The drama of the Cherry story would also include the tough times that Don and Rose endured. When his playing days ended and before he started coaching, he was unemployed for a long period of time and refused to accept help.

"I had some pretty dark days," he said.

If everything goes well, the production will wrap up later this year and a two-part miniseries will air in the spring of 2010, before the start of the Stanley Cup playoffs. But, there are plenty of hurdles to overcome.

A professional screen writer will need to polish the script. Tim handles Don's media ventures and produces the annual DVD, but is new to script writing. The plan is to tell the story in two parts. The first would be about Cherry's minor-league days. The second would involve his NHL coaching years, ending with his move into broadcasting.

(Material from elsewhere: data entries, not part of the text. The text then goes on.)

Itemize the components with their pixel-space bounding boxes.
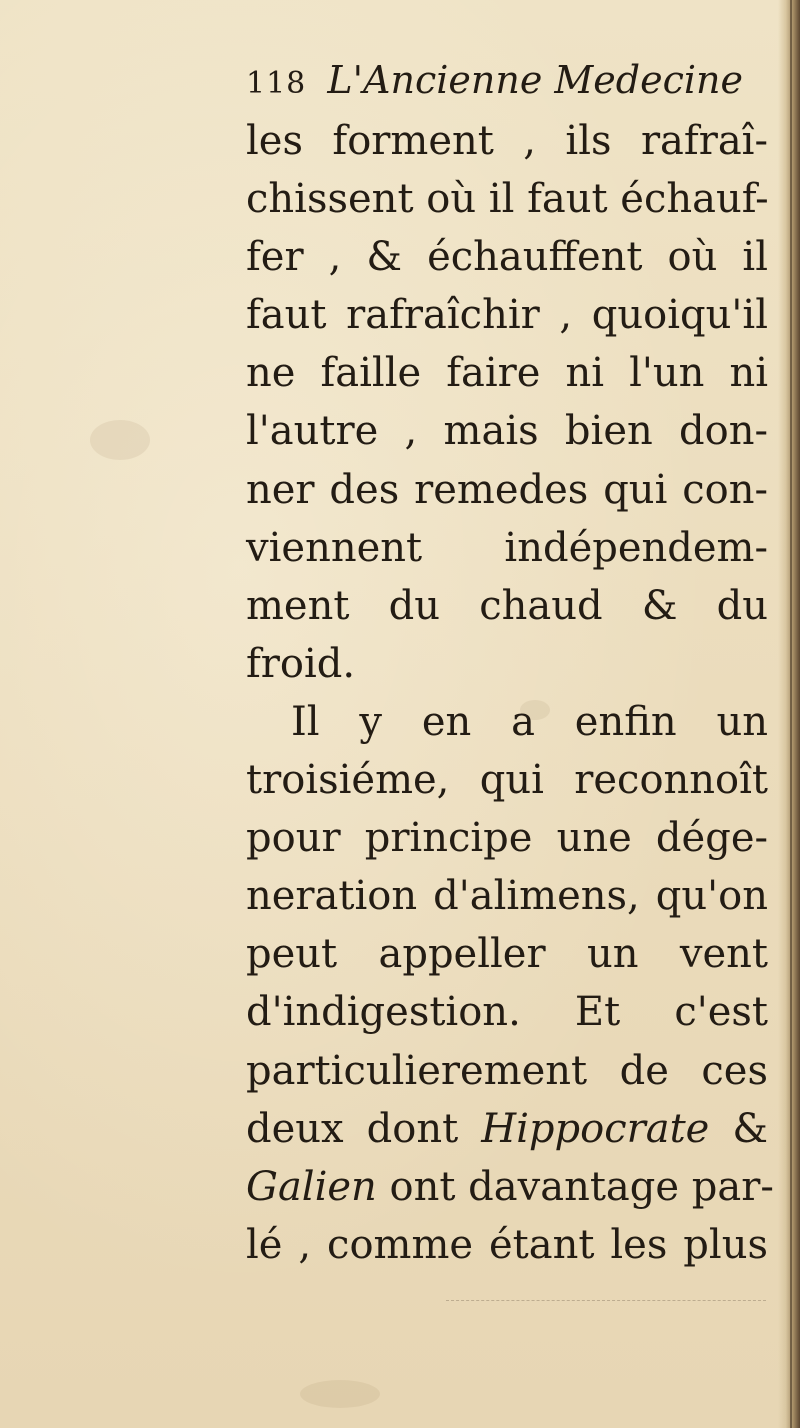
text-line: faut rafraîchir , quoiqu'il xyxy=(246,292,768,339)
text-line: pour principe une dége- xyxy=(246,815,768,862)
text-line: particulierement de ces xyxy=(246,1047,768,1094)
text-segment: ont davantage par- xyxy=(376,1163,774,1210)
text-line: l'autre , mais bien don- xyxy=(246,408,768,455)
text-line: peut appeller un vent xyxy=(246,931,768,978)
paper-stain xyxy=(90,420,150,460)
running-header xyxy=(246,58,766,110)
text-line: chissent où il faut échauf- xyxy=(246,176,769,223)
text-line: ne faille faire ni l'un ni xyxy=(246,350,768,397)
text-line: viennent indépendem- xyxy=(246,524,768,571)
text-line-mixed xyxy=(246,1100,768,1158)
faint-rule xyxy=(446,1300,766,1301)
text-segment: deux dont xyxy=(246,1105,482,1152)
author-name-galien: Galien xyxy=(246,1163,377,1210)
text-line-mixed xyxy=(246,1158,774,1216)
text-segment: & xyxy=(709,1105,768,1152)
text-line: neration d'alimens, qu'on xyxy=(246,873,768,920)
text-line: d'indigestion. Et c'est xyxy=(246,989,768,1036)
text-line: lé , comme étant les plus xyxy=(246,1221,768,1268)
page-gutter-shadow xyxy=(778,0,800,1428)
text-line: ner des remedes qui con- xyxy=(246,466,768,513)
running-title: L'Ancienne Medecine xyxy=(327,58,744,102)
author-name-hippocrate: Hippocrate xyxy=(481,1105,710,1152)
page-number: 118 xyxy=(246,66,307,101)
paragraph-first-line: Il y en a enfin un xyxy=(291,698,768,745)
text-line: ment du chaud & du xyxy=(246,582,768,629)
text-line: froid. xyxy=(246,640,356,687)
paper-stain xyxy=(300,1380,380,1408)
text-line: les forment , ils rafraî- xyxy=(246,118,768,164)
text-line: fer , & échauffent où il xyxy=(246,234,768,281)
page-edge-line xyxy=(790,0,792,1428)
body-text xyxy=(246,112,774,1274)
text-line: troisiéme, qui reconnoît xyxy=(246,757,768,804)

A period piece, running from the 1950s through to the early 1980s, is expensive, especially over four hours in a two-part series. Tim figures the budget will be in the $10-million range.

And who would play Cherry?

"We were kicking around names," Tim said. "We're looking for a Canadian actor who kind of looks like dad, looks like a hockey player, skates and has the bravado of dad. We had a couple of casting calls, but it's probably going to be somebody the Canadian public doesn't really know well. We're not really looking at getting Brad Pitt. But dad tried."

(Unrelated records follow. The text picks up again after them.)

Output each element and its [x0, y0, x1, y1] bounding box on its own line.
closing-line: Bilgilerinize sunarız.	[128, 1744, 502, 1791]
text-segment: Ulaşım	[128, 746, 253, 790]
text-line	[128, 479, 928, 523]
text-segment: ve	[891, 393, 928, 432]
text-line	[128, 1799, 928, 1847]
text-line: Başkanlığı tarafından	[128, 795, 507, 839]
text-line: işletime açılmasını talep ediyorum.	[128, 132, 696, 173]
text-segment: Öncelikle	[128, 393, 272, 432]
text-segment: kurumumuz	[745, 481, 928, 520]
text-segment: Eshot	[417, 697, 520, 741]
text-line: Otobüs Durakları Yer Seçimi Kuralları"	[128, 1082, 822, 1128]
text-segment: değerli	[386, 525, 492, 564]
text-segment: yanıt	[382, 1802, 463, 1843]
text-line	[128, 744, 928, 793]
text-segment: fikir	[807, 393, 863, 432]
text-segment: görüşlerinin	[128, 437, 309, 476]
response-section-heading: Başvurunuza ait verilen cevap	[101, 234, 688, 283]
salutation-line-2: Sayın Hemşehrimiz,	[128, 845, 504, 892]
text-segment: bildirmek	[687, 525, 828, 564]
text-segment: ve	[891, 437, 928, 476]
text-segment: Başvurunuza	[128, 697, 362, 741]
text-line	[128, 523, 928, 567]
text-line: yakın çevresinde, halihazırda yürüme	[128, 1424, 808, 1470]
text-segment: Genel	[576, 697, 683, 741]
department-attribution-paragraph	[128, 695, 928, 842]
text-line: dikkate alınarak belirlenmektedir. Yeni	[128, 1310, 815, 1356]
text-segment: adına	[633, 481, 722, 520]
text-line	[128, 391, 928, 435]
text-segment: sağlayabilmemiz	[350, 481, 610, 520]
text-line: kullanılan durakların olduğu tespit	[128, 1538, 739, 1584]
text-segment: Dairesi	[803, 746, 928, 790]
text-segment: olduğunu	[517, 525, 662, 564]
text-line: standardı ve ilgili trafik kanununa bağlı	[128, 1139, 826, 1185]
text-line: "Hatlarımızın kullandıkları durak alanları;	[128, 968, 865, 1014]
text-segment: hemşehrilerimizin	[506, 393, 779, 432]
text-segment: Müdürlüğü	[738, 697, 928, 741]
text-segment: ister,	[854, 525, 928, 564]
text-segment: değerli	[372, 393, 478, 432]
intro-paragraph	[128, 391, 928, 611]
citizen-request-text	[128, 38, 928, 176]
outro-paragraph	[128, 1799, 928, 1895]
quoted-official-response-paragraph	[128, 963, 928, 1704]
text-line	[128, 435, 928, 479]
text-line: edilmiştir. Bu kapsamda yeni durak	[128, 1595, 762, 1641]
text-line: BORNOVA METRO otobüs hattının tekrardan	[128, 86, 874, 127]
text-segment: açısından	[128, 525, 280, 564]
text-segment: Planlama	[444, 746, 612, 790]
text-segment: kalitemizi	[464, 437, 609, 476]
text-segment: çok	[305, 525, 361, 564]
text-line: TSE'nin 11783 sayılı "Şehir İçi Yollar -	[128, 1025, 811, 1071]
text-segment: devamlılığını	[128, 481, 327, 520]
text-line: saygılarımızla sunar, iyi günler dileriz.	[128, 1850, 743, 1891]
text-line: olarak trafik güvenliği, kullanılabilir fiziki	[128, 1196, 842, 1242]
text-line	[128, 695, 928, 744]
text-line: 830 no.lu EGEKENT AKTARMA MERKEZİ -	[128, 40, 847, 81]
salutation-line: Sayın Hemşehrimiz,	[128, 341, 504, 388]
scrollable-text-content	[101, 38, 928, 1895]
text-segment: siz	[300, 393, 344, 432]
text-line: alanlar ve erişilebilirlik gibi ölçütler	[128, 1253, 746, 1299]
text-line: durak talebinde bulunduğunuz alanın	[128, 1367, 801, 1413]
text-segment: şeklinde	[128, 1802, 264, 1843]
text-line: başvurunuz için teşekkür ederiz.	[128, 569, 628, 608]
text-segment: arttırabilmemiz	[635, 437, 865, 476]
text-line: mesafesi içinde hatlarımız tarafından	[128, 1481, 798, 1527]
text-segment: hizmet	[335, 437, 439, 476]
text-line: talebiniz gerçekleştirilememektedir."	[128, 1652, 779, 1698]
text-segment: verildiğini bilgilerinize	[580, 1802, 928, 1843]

Sportsnet drew 264,000 viewers for its telecast of the Philadelphia Phillies' Game 5 clincher against the Los Angeles Dodgers on Wednesday night. Fox earned a 6.3 overnight rating (percentage of U.S. households tuned in), down 33.7 per cent from the comparable baseball playoff game on Fox last year (Game 5, Boston Red Sox-Cleveland Indians.) The Fox telecast was up against the third and last U.S. presidential debate, which earned a combined rating of 36.2.

TSN's telecast of the Montreal Canadiens' home opener on Wednesday night, against the Boston Bruins, was watched by 508,000 viewers, up 37 per cent from the comparable telecast last season (Edmonton Oilers-Minnesota Wild). The Edmonton Oilers-Anaheim Ducks game, which followed and was joined in progress, drew 345,000.

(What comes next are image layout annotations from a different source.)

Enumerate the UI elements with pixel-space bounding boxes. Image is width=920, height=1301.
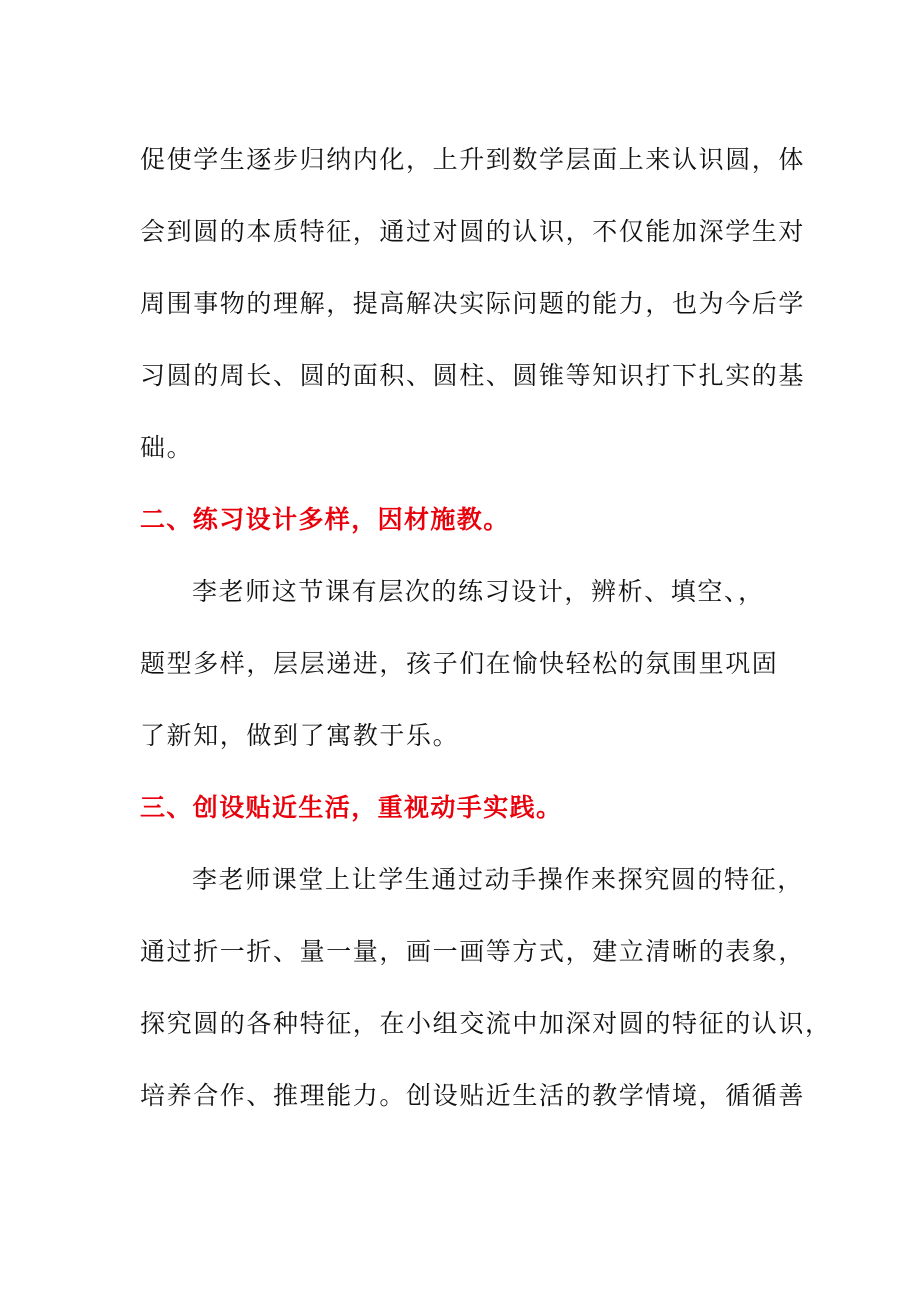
paragraph-line: 培养合作、推理能力。创设贴近生活的教学情境，循循善 [140, 1081, 806, 1110]
paragraph-line: 探究圆的各种特征，在小组交流中加深对圆的特征的认识， [140, 1009, 832, 1038]
paragraph-line: 习圆的周长、圆的面积、圆柱、圆锥等知识打下扎实的基 [140, 361, 806, 390]
paragraph-line: 李老师课堂上让学生通过动手操作来探究圆的特征， [192, 865, 804, 894]
paragraph-line: 会到圆的本质特征，通过对圆的认识，不仅能加深学生对 [140, 217, 806, 246]
paragraph-line: 周围事物的理解，提高解决实际问题的能力，也为今后学 [140, 289, 806, 318]
section-heading: 二、练习设计多样，因材施教。 [140, 505, 510, 534]
paragraph-line: 促使学生逐步归纳内化，上升到数学层面上来认识圆，体 [140, 145, 806, 174]
section-heading: 三、创设贴近生活，重视动手实践。 [140, 793, 563, 822]
paragraph-line: 题型多样，层层递进，孩子们在愉快轻松的氛围里巩固 [140, 649, 779, 678]
paragraph-line: 通过折一折、量一量，画一画等方式，建立清晰的表象， [140, 937, 806, 966]
paragraph-line: 了新知，做到了寓教于乐。 [140, 721, 460, 750]
paragraph-line: 础。 [140, 433, 194, 462]
paragraph-line: 李老师这节课有层次的练习设计，辨析、填空、， [192, 577, 765, 606]
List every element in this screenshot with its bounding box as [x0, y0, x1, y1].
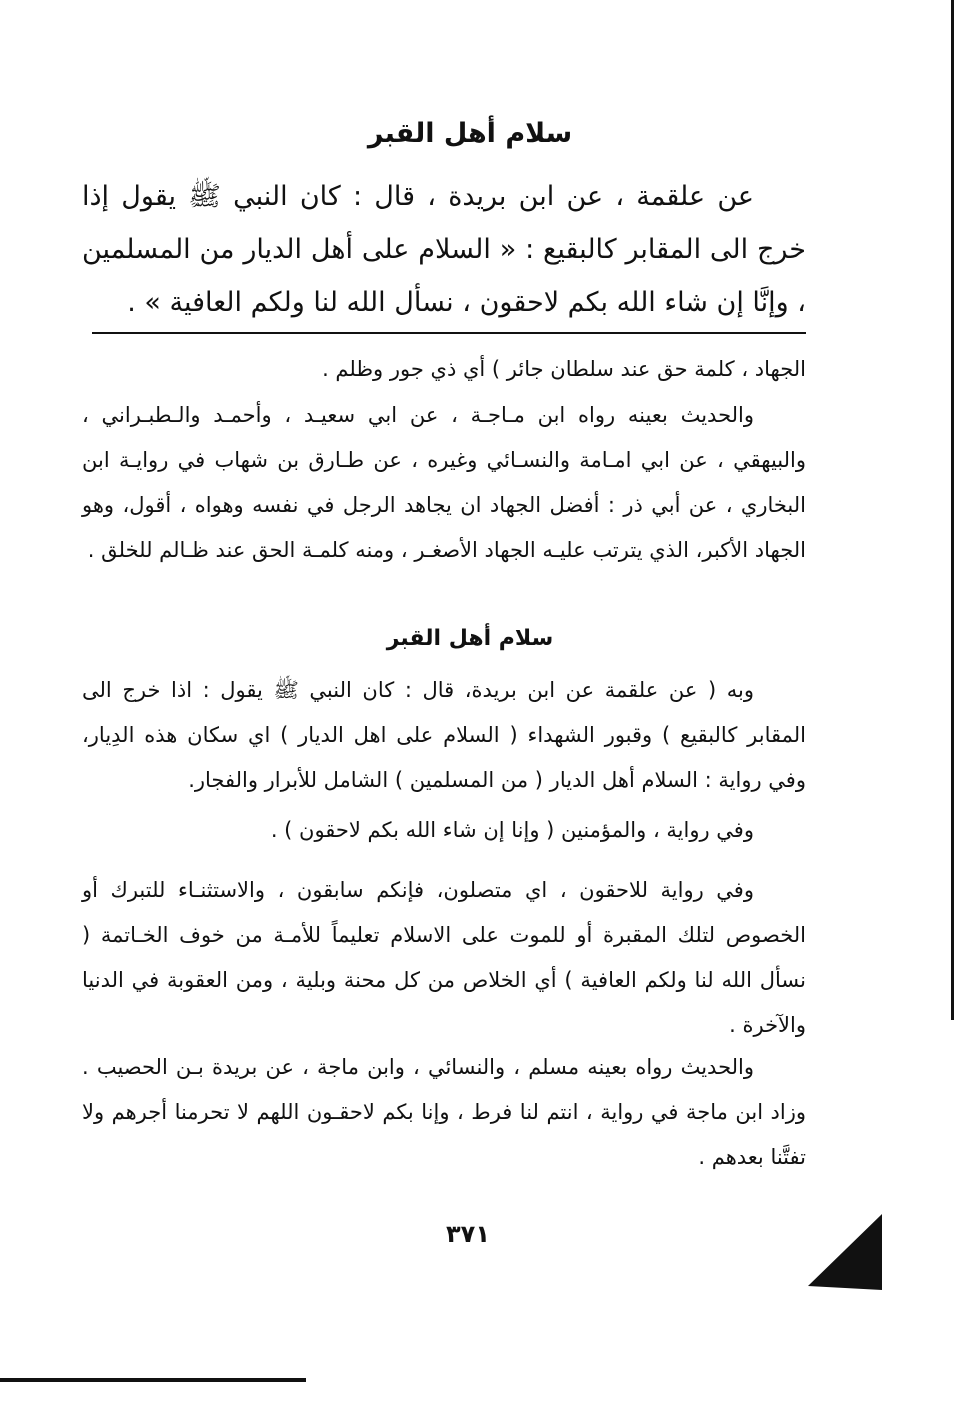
hadith-text: عن علقمة ، عن ابن بريدة ، قال : كان النبي ﷺ يقول إذا خرج الى المقابر كالبقيع : « السلام على أهل الديار من المسلمين ، وإنَّا إن شاء الله بكم لاحقون ، نسأل الله لنا ولكم العافية » . — [82, 181, 806, 318]
commentary-paragraph-1: الجهاد ، كلمة حق عند سلطان جائر ) أي ذي جور وظلم . — [322, 357, 806, 381]
section-divider — [92, 332, 806, 334]
page-edge-line — [951, 0, 954, 1020]
page-number: ٣٧١ — [446, 1220, 490, 1248]
commentary-paragraph-4: وفي رواية ، والمؤمنين ( وإنا إن شاء الله بكم لاحقون ) . — [270, 818, 754, 842]
page-title: سلام أهل القبر — [367, 118, 573, 149]
corner-triangle-mark — [808, 1214, 882, 1290]
bottom-edge-line — [0, 1378, 306, 1382]
commentary-subtitle: سلام أهل القبر — [386, 626, 554, 651]
commentary-paragraph-6: والحديث رواه بعينه مسلم ، والنسائي ، وابن ماجة ، عن بريدة بـن الحصيب . وزاد ابن ماجة في رواية ، انتم لنا فرط ، وإنا بكم لاحقـون اللهم لا تحرمنا أجرهم ولا تفتَّنا بعدهم . — [82, 1055, 806, 1169]
commentary-paragraph-2: والحديث بعينه رواه ابن مـاجـة ، عن ابي سعيـد ، وأحمـد والـطبـراني ، والبيهقي ، عن ابي امـامة والنسـائي وغيره ، عن طـارق بن شهاب في روايـة ابن البخاري ، عن أبي ذر : أفضل الجهاد ان يجاهد الرجل في نفسه وهواه ، أقول، وهو الجهاد الأكبر، الذي يترتب عليـه الجهاد الأصغـر ، ومنه كلمـة الحق عند ظـالم للخلق . — [82, 403, 806, 562]
commentary-paragraph-5: وفي رواية للاحقون ، اي متصلون، فإنكم سابقون ، والاستثنـاء للتبرك أو الخصوص لتلك المقبرة أو للموت على الاسلام تعليماً للأمـة من خوف الخـاتمة ( نسأل الله لنا ولكم العافية ) أي الخلاص من كل محنة وبلية ، ومن العقوبة في الدنيا والآخرة . — [82, 878, 806, 1037]
commentary-paragraph-3: وبه ( عن علقمة عن ابن بريدة، قال : كان النبي ﷺ يقول : اذا خرج الى المقابر كالبقيع ) وقبور الشهداء ( السلام على اهل الديار ) اي سكان هذه الدِيار، وفي رواية : السلام أهل الديار ( من المسلمين ) الشامل للأبرار والفجار. — [82, 678, 806, 792]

Sportsnet signed a two-year agreement with LiveHive Systems, the software company based in Waterloo, Ont., to include a viewer interactive platform to its regional NHL telecasts.

The Canadian Olympic Committee isn't the only national sports body pursuing an amateur sports channel. The U.S. Olympic Committee plans to launch a 24-hour network that would "air competitive events, archival footage, human-interest stories and maybe even reality shows or Olympic-themed movies."